True to its mission, Theatre LILA is creating this collage of music, movement, and world premiere scenes, and bringing it to life in unexpected ways. From the moment you enter the theatre, you’ll be confronted and amazed by the beautiful, the broken, and the discarded; the detritus of the modern world. Authors contributing to the piece include Jim Caputo, Ajanae Dawkins, Olivia Dawson, Lee Ehmke, Amelia Cook Fontella, Karl Iglesias, Jessica Lanius, Mike Lawler, Tyler Marchant, Andy Arden Reese, Gwendolyn Rice, and Katrin Talbot. An original musical score accompanying the evening was composed by Erin Crabb.
The cast of Trash includes: Kelly Coffey, Olivia Dawson, Karl Iglesias, Mara McGhee, young performer Miranda Dove-Garcia, and Michael Herold and Michael Huftile, who both appeared in Theatre LILA’s Suitcase Dreams last season.
The Mojo and The Sayso
By Aishah Rahman
In collaboration with Bronzeville Arts Ensemble
January 29-Feburay 7, 2016
Stiemke Studio, Milwaukee Repertory Theater
Milwaukee, WI
Ticket info: TBA
February 18-21, 2016
Promenade Hall, Overture Center for the Arts
Madison, WI
Ticket office 608-258-4141
“How do they add up what a 10-year-old boy’s life is worth to his parents?”
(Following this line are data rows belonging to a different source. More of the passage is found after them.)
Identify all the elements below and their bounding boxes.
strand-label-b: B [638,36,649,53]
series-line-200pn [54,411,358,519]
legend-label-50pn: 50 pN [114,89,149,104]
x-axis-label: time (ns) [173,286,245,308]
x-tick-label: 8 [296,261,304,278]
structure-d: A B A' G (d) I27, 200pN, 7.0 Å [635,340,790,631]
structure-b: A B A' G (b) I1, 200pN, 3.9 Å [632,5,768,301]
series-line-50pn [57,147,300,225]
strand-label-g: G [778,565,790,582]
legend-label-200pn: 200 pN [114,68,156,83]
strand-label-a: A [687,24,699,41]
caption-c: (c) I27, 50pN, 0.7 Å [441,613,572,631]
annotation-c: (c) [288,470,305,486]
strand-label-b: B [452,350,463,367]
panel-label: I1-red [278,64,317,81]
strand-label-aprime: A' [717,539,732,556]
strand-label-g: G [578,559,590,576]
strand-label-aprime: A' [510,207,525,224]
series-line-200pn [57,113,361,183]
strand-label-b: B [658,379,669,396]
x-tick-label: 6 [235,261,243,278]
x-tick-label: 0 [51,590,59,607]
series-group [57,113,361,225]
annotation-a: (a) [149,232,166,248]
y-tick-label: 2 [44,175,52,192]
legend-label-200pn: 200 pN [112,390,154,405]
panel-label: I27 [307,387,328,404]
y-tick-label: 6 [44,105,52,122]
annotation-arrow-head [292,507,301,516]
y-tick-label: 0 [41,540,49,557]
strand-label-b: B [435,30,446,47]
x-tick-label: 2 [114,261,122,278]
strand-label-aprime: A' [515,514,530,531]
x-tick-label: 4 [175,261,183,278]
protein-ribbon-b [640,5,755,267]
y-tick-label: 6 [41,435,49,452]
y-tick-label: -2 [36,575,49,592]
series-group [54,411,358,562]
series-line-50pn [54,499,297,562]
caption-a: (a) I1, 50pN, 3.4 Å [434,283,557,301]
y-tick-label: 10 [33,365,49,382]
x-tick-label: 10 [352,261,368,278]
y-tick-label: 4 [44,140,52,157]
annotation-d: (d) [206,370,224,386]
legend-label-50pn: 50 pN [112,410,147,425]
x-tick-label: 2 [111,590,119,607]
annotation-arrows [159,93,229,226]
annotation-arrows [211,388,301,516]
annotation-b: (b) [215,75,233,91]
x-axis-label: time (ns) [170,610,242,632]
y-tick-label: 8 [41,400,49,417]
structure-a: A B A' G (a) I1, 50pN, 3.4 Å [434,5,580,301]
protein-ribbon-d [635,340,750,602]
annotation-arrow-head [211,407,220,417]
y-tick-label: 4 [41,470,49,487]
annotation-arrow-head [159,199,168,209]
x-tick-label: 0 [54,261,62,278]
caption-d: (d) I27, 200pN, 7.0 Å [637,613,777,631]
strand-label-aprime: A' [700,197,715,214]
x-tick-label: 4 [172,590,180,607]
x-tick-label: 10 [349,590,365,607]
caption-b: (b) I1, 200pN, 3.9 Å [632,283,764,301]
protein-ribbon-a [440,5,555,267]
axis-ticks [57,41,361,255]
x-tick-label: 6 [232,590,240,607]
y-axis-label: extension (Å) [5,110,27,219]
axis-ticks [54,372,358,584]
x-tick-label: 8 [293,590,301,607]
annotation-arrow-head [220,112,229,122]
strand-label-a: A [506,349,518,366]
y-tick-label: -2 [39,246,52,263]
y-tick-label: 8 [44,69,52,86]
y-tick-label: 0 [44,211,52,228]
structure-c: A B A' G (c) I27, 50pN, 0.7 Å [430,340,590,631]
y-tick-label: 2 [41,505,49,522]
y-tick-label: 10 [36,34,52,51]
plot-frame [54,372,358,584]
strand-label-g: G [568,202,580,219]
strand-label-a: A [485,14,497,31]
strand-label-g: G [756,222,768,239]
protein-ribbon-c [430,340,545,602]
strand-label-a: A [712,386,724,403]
An African American family’s strength and faith are tested after their young son is shot and killed by a white police officer. With compassion, humor, a touch of fantasy, and a unique facility for language, Rahman’s characters cope with the aftermath of tragedy by looking for meaning and a magic charm, or mojo, that will pull them through this difficult time.
The Mojo and the Sayso was recently named in American Theatre magazine as one of a handful of plays that could spark a national conversation about race, at a time when those divisions have become increasingly strained.
The cast of The Mojo and the Sayso includes Marvette Knight (seen in last season’s Suitcase Dreams), Gavin Lawrence, Isayah Phillips, and Wigasi Brant.
“Rahman is the godmother of the theatrical jazz aesthetic. . . (this play) is a powerful rite with language that shakes the bones, with deft attention to her characters’ churning sea of emotions.”